Think about it. You can go into Walmart and rob a $4 shirt and you’re prosecuted to the fullest extent of the law, to the point of going to jail. If you rip off a taxi driver for $50, it takes the cops over an hour to get to your location, and then they have the gall to say, “What do you want me to do about it?”
“I want him arrested, and I wanted him prosecuted. That’s your job. He didn’t pay me. I want my money, or let’s get him arrested.”
I had two kids arrested up in Foxtrap after taking me for a milk run. They owed me sixty bucks. I said to them, “I’m going to get you.” And I caught them. But this is what the goddamned courts did. Without giving me sufficient notice to show up and plead my case, they convicted one of them and told him to pay me. I never saw that money. With the other kid, at least they notified me in time. I went down to the court, and the prosecutor comes over: “Blah, blah, blah. He’s in school. He’s a nice kid.”

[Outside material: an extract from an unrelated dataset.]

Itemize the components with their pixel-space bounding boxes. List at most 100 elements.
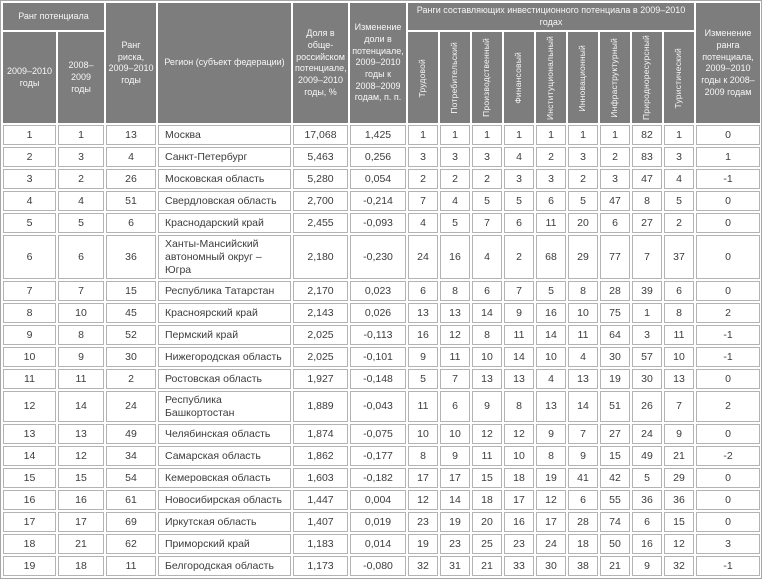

He paid me my thirty bucks, his half of the fare. I didn’t get the second half of the fare. What’s wrong with that picture? I get ripped off, and he gets a smack on the wrist.

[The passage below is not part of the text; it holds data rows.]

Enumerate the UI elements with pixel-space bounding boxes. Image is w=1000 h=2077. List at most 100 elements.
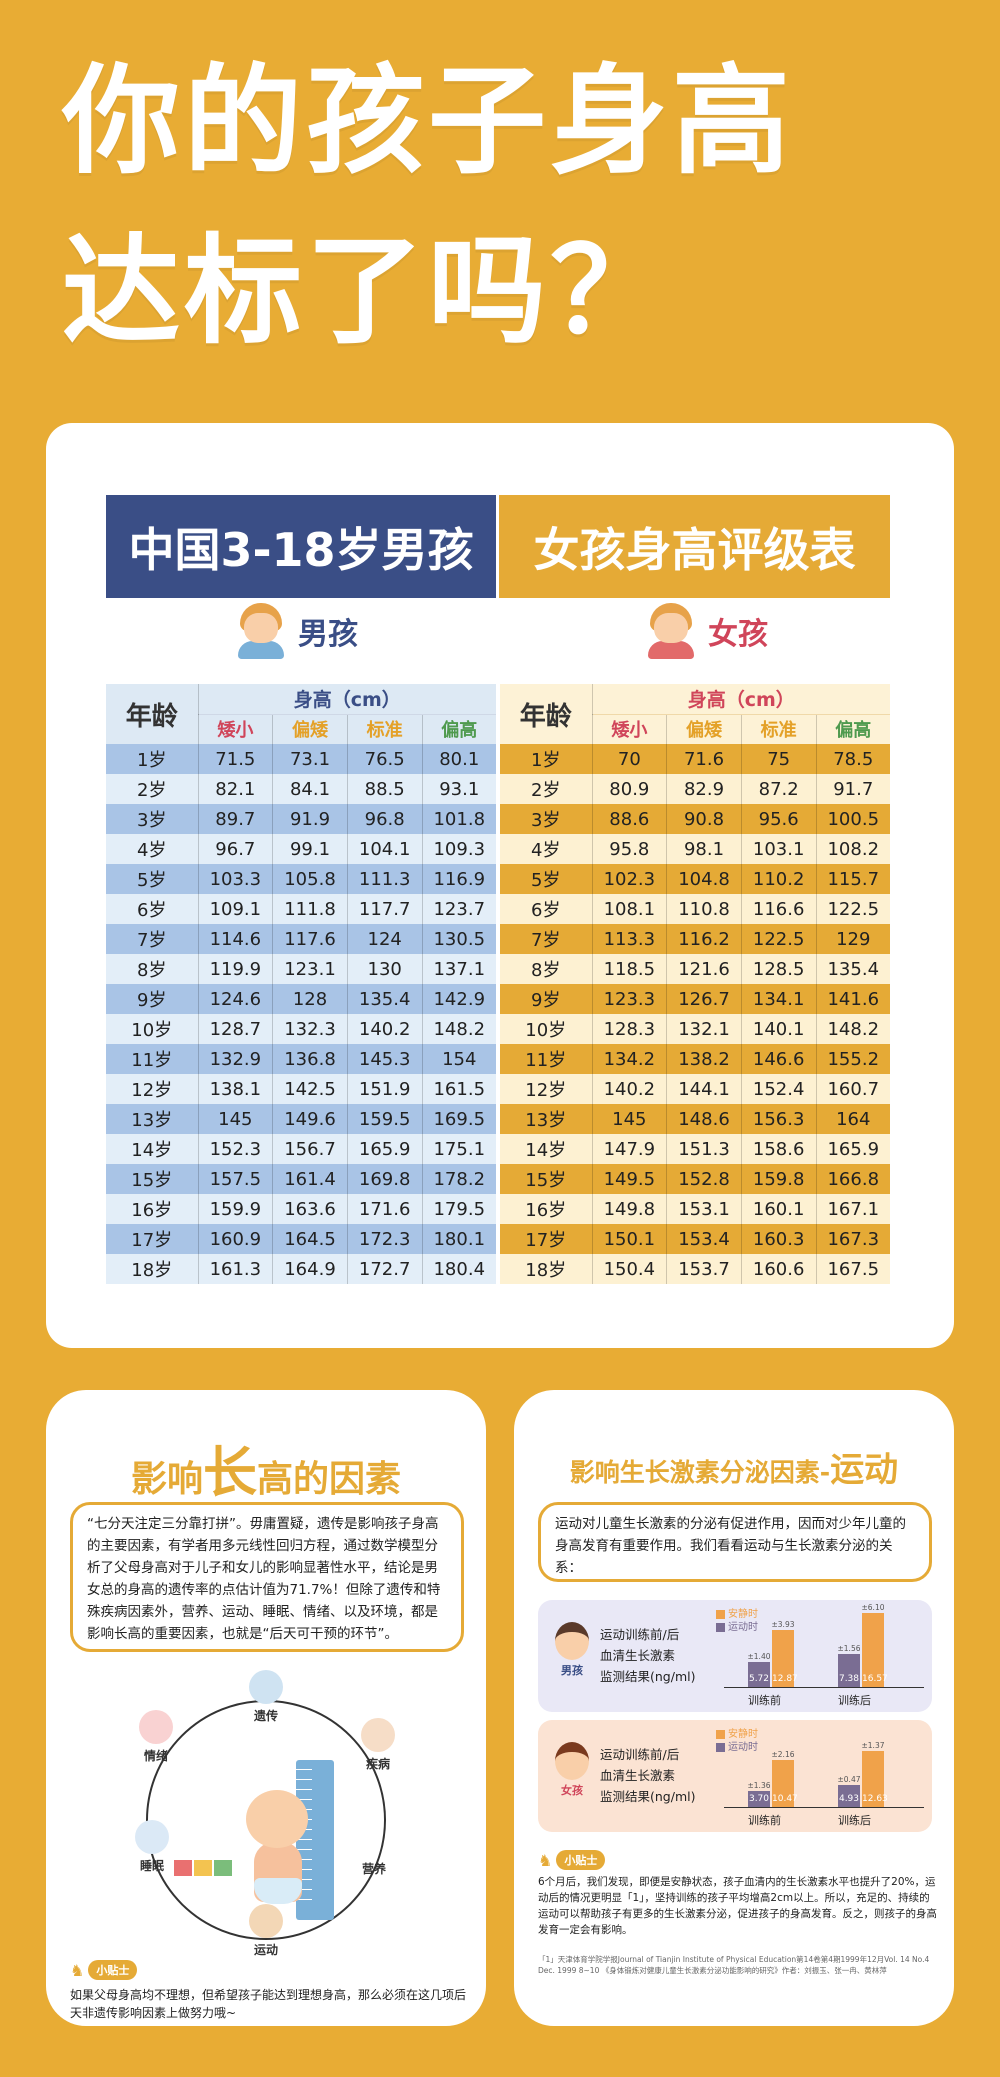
height-cell: 71.5 xyxy=(198,744,274,774)
height-cell: 123.1 xyxy=(272,954,348,984)
table-title-left: 中国3-18岁男孩 xyxy=(106,495,496,598)
height-cell: 135.4 xyxy=(827,958,880,980)
age-cell: 14岁 xyxy=(500,1134,593,1164)
factors-title-big: 长 xyxy=(203,1441,257,1504)
bar-rest-1: 16.57 ±6.10 xyxy=(862,1603,888,1687)
col-tall: 偏高 xyxy=(835,720,872,742)
desc-line-3: 监测结果(ng/ml) xyxy=(600,1669,696,1684)
height-cell: 180.1 xyxy=(433,1228,486,1250)
girl-face-icon xyxy=(555,1742,589,1780)
height-cell: 167.5 xyxy=(827,1258,880,1280)
height-cell: 134.2 xyxy=(592,1044,668,1074)
bar-rest-0: 10.47 ±2.16 xyxy=(772,1750,798,1807)
col-below-avg: 偏矮 xyxy=(666,714,742,744)
table-row: 8岁 119.9 123.1 130 137.1 xyxy=(106,954,496,984)
age-cell: 7岁 xyxy=(500,924,593,954)
bar-value-label: 10.47 xyxy=(772,1794,798,1804)
node-nutrition: 营养 xyxy=(344,1860,404,1877)
table-row: 14岁 147.9 151.3 158.6 165.9 xyxy=(500,1134,890,1164)
age-cell: 12岁 xyxy=(106,1074,199,1104)
height-cell: 111.3 xyxy=(347,864,423,894)
height-cell: 160.7 xyxy=(827,1078,880,1100)
exercise-text: 运动对儿童生长激素的分泌有促进作用，因而对少年儿童的身高发育有重要作用。我们看看… xyxy=(538,1502,932,1582)
height-cell: 149.5 xyxy=(592,1164,668,1194)
height-cell: 126.7 xyxy=(666,984,742,1014)
height-cell: 88.6 xyxy=(592,804,668,834)
height-table-card: 中国3-18岁男孩 女孩身高评级表 男孩 女孩 年龄 身高（cm） 矮小 偏矮 xyxy=(46,423,954,1348)
girls-header: 女孩 xyxy=(646,603,768,659)
table-row: 4岁 96.7 99.1 104.1 109.3 xyxy=(106,834,496,864)
height-cell: 84.1 xyxy=(272,774,348,804)
girl-avatar: 女孩 xyxy=(552,1742,592,1798)
bar-exercise-1: 4.93 ±0.47 xyxy=(838,1775,860,1807)
tip-badge: 小贴士 xyxy=(556,1850,606,1870)
table-row: 2岁 82.1 84.1 88.5 93.1 xyxy=(106,774,496,804)
height-cell: 137.1 xyxy=(433,958,486,980)
table-row: 8岁 118.5 121.6 128.5 135.4 xyxy=(500,954,890,984)
table-row: 9岁 123.3 126.7 134.1 141.6 xyxy=(500,984,890,1014)
boy-tag: 男孩 xyxy=(561,1664,583,1677)
height-cell: 159.5 xyxy=(347,1104,423,1134)
boy-panel-desc: 运动训练前/后 血清生长激素 监测结果(ng/ml) xyxy=(600,1624,695,1687)
exercise-hormone-card: 影响生长激素分泌因素-运动 运动对儿童生长激素的分泌有促进作用，因而对少年儿童的… xyxy=(514,1390,954,2026)
height-cell: 73.1 xyxy=(272,744,348,774)
height-cell: 142.5 xyxy=(272,1074,348,1104)
age-cell: 8岁 xyxy=(500,954,593,984)
height-cell: 153.7 xyxy=(666,1254,742,1284)
table-row: 4岁 95.8 98.1 103.1 108.2 xyxy=(500,834,890,864)
age-cell: 2岁 xyxy=(500,774,593,804)
exercise-tip-label: ♞ 小贴士 xyxy=(538,1850,606,1870)
height-cell: 151.9 xyxy=(347,1074,423,1104)
growth-factors-card: 影响长高的因素 “七分天注定三分靠打拼”。毋庸置疑，遗传是影响孩子身高的主要因素… xyxy=(46,1390,486,2026)
height-cell: 171.6 xyxy=(347,1194,423,1224)
height-cell: 96.8 xyxy=(347,804,423,834)
height-cell: 146.6 xyxy=(741,1044,817,1074)
factors-diagram: 遗传 疾病 营养 运动 睡眠 情绪 xyxy=(126,1670,406,1957)
height-cell: 160.6 xyxy=(741,1254,817,1284)
height-cell: 134.1 xyxy=(741,984,817,1014)
height-cell: 128 xyxy=(272,984,348,1014)
table-row: 15岁 149.5 152.8 159.8 166.8 xyxy=(500,1164,890,1194)
jump-rope-icon xyxy=(249,1904,283,1938)
age-cell: 9岁 xyxy=(500,984,593,1014)
node-genetics: 遗传 xyxy=(236,1670,296,1724)
desc-line-3: 监测结果(ng/ml) xyxy=(600,1789,696,1804)
baby-illustration xyxy=(236,1790,316,1910)
height-unit-header: 身高（cm） xyxy=(592,684,890,715)
height-cell: 132.9 xyxy=(198,1044,274,1074)
boy-avatar-icon xyxy=(236,603,286,659)
sick-child-icon xyxy=(361,1718,395,1752)
height-cell: 114.6 xyxy=(198,924,274,954)
bar-error-label: ±1.40 xyxy=(747,1652,771,1661)
height-cell: 175.1 xyxy=(433,1138,486,1160)
table-row: 6岁 109.1 111.8 117.7 123.7 xyxy=(106,894,496,924)
height-cell: 157.5 xyxy=(198,1164,274,1194)
height-cell: 158.6 xyxy=(741,1134,817,1164)
bar-value-label: 16.57 xyxy=(862,1674,888,1684)
age-cell: 5岁 xyxy=(106,864,199,894)
height-cell: 138.1 xyxy=(198,1074,274,1104)
height-cell: 178.2 xyxy=(433,1168,486,1190)
height-unit-header: 身高（cm） xyxy=(198,684,496,715)
references: 「1」天津体育学院学报Journal of Tianjin Institute … xyxy=(538,1955,930,1975)
height-cell: 140.2 xyxy=(592,1074,668,1104)
node-nutrition-label: 营养 xyxy=(361,1862,386,1876)
age-cell: 16岁 xyxy=(106,1194,199,1224)
age-cell: 16岁 xyxy=(500,1194,593,1224)
height-cell: 156.3 xyxy=(741,1104,817,1134)
height-cell: 130 xyxy=(347,954,423,984)
height-cell: 99.1 xyxy=(272,834,348,864)
height-cell: 159.8 xyxy=(741,1164,817,1194)
height-cell: 122.5 xyxy=(741,924,817,954)
height-cell: 90.8 xyxy=(666,804,742,834)
table-row: 11岁 132.9 136.8 145.3 154 xyxy=(106,1044,496,1074)
bar-error-label: ±0.47 xyxy=(837,1775,861,1784)
col-standard: 标准 xyxy=(741,714,817,744)
height-cell: 136.8 xyxy=(272,1044,348,1074)
bar-error-label: ±1.37 xyxy=(861,1741,885,1750)
table-row: 2岁 80.9 82.9 87.2 91.7 xyxy=(500,774,890,804)
height-cell: 152.3 xyxy=(198,1134,274,1164)
desc-line-2: 血清生长激素 xyxy=(600,1648,676,1663)
height-cell: 172.3 xyxy=(347,1224,423,1254)
height-cell: 104.8 xyxy=(666,864,742,894)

Another night, I had two kids going to Kelligrews of all places, which was another $60 ride. The last kid gets out and gives me all these coins wrapped up in dollar bills. There’s a $10 bill, and inside that $10 bill are two coupons. And they’re supposed to be two $20 bills. Here I am with a $60 ride, and I all got for it was $18. My employer doesn’t give two fucks about you ripping me off. He sees me with those kilometres, and I got to give him so much money. It’s an industry where you get fucked over, and you get fucked over, and nobody gives a fuck. Do you understand?
Doing the Cops a Favour
Dave, driving for twenty-two years
Taxi drivers have a working relationship with the police. Come two o’clock in the morning cars are flying left, right and centre. Cab drivers don’t drive slowly. Most times, if you’re passing police they’ll flick their lights for you to slow down. Some of the rookie cops will pull you over and give you a bunch of tickets. But they don’t understand that we’re actually doing them a favour. I’ve oft
en pulled up on the back of Rob Roy on Duckworth Street, and there’ll be a riot going on. I’ll open my two doors and say, “Come on, boys. Get in. If you don’t come with me you’re going down to the drunk tank until Monday.”

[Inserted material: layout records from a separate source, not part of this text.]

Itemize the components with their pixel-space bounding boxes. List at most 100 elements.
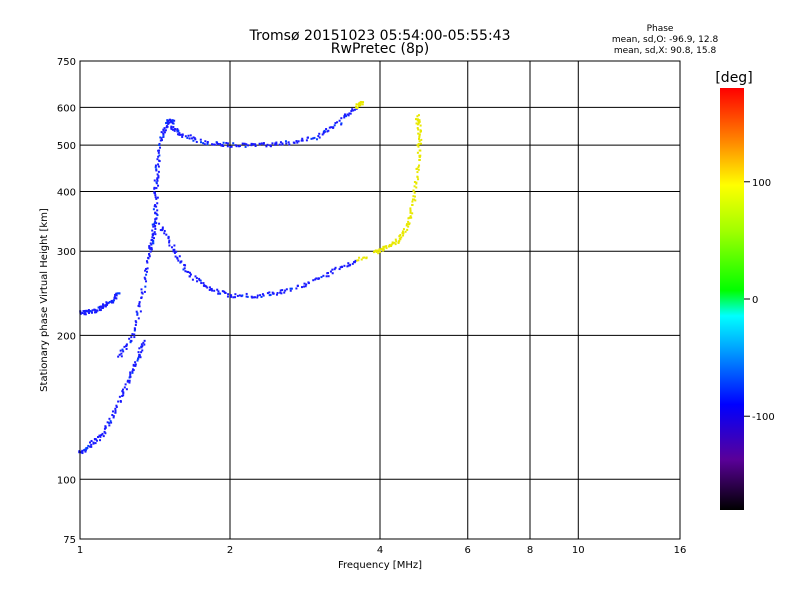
data-point	[155, 168, 158, 171]
data-point	[129, 371, 132, 374]
data-point	[154, 224, 157, 227]
data-point	[137, 317, 140, 320]
data-point	[100, 433, 103, 436]
data-point	[129, 373, 132, 376]
data-point	[187, 271, 190, 274]
data-point	[206, 143, 209, 146]
data-point	[118, 292, 121, 295]
chart-subtitle: RwPretec (8p)	[331, 41, 429, 57]
data-point	[131, 371, 134, 374]
data-point	[186, 136, 189, 139]
data-point	[418, 133, 421, 136]
data-point	[184, 270, 187, 273]
data-point	[162, 128, 165, 131]
data-point	[151, 233, 154, 236]
data-point	[157, 165, 160, 168]
x-tick-label: 6	[465, 545, 471, 556]
data-point	[243, 142, 246, 145]
x-tick-labels: 1 2 4 6 8 10 16	[77, 545, 687, 556]
data-point	[155, 169, 158, 172]
data-point	[102, 435, 105, 438]
data-point	[140, 291, 143, 294]
data-point	[418, 119, 421, 122]
data-point	[104, 432, 107, 435]
data-point	[409, 215, 412, 218]
data-point	[156, 179, 159, 182]
data-point	[143, 276, 146, 279]
data-point	[318, 136, 321, 139]
data-point	[121, 348, 124, 351]
data-point	[256, 296, 259, 299]
data-point	[417, 143, 420, 146]
data-point	[109, 420, 112, 423]
data-point	[172, 248, 175, 251]
data-point	[252, 296, 255, 299]
data-point	[241, 294, 244, 297]
data-point	[179, 260, 182, 263]
data-point	[153, 205, 156, 208]
data-point	[177, 259, 180, 262]
data-point	[157, 155, 160, 158]
data-point	[119, 349, 122, 352]
data-point	[354, 105, 357, 108]
info-line-o: mean, sd,O: -96.9, 12.8	[612, 35, 719, 45]
data-point	[348, 112, 351, 115]
data-point	[357, 104, 360, 107]
data-point	[206, 286, 209, 289]
data-point	[118, 395, 121, 398]
data-point	[167, 237, 170, 240]
data-point	[149, 250, 152, 253]
data-point	[153, 231, 156, 234]
data-point	[81, 450, 84, 453]
data-point	[114, 409, 117, 412]
data-point	[416, 115, 419, 118]
chart-title: Tromsø 20151023 05:54:00-05:55:43	[249, 28, 511, 44]
data-point	[338, 268, 341, 271]
data-point	[253, 296, 256, 299]
data-point	[340, 117, 343, 120]
data-point	[121, 388, 124, 391]
data-point	[378, 249, 381, 252]
data-point	[168, 118, 171, 121]
data-point	[224, 291, 227, 294]
data-point	[95, 439, 98, 442]
data-point	[184, 135, 187, 138]
data-point	[259, 294, 262, 297]
data-point	[417, 168, 420, 171]
data-point	[145, 280, 148, 283]
data-point	[359, 102, 362, 105]
data-point	[152, 225, 155, 228]
data-point	[331, 268, 334, 271]
data-point	[418, 135, 421, 138]
data-point	[409, 207, 412, 210]
data-point	[306, 136, 309, 139]
data-point	[160, 137, 163, 140]
data-point	[112, 416, 115, 419]
data-point	[128, 337, 131, 340]
colorbar	[720, 88, 744, 510]
data-point	[190, 137, 193, 140]
plot-frame	[79, 60, 681, 540]
data-point	[409, 209, 412, 212]
data-point	[154, 194, 157, 197]
data-point	[175, 250, 178, 253]
data-point	[187, 134, 190, 137]
data-point	[157, 175, 160, 178]
data-point	[307, 282, 310, 285]
data-point	[156, 202, 159, 205]
data-point	[417, 122, 420, 125]
data-point	[83, 448, 86, 451]
data-point	[193, 137, 196, 140]
data-point	[301, 137, 304, 140]
data-point	[90, 443, 93, 446]
data-point	[166, 125, 169, 128]
data-point	[293, 141, 296, 144]
data-point	[148, 246, 151, 249]
data-point	[145, 260, 148, 263]
data-point	[172, 126, 175, 129]
data-point	[202, 282, 205, 285]
data-point	[352, 109, 355, 112]
data-point	[196, 280, 199, 283]
data-point	[192, 139, 195, 142]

I was only at it two months and a cop gave me a load of tickets on Adelaide Street, George Street and Church Hill. All in one shot— one whole load of tickets. Someone must’ve called and complained about some of us using Adelaide. I passed by twice that night and never thought anything of it. That’s what I thought the cop pulled me over for. I had a customer in the car, too—a drunk.
The cop said, “I got you for a signal light and two rolling stops.”
The customer said everything to him. He called him a no-good bastard and a fucker. “This guy’s out here trying to make a good living, and you’re giving him a hard time.”
The cop listened for a little while and then threatened to put him down in the drunk tank. That shut him up.
I gave the customer a run home for free.
I took the ticket to court. I never bothered with my own representative because I couldn’t afford one. The Crown attorney was like, “What do you want to do?”
“I just want the fine reduced, and I don’t want any points.” The cop was a nice guy. I said, “I know you picked me up for those rolling stops and the signal light, but we do you guys a favour hauling the drunks away. Sometimes we can’t come to a complete stop. We got to sneak around cars to get out from around George Street. If we stop, we hold up the lane.”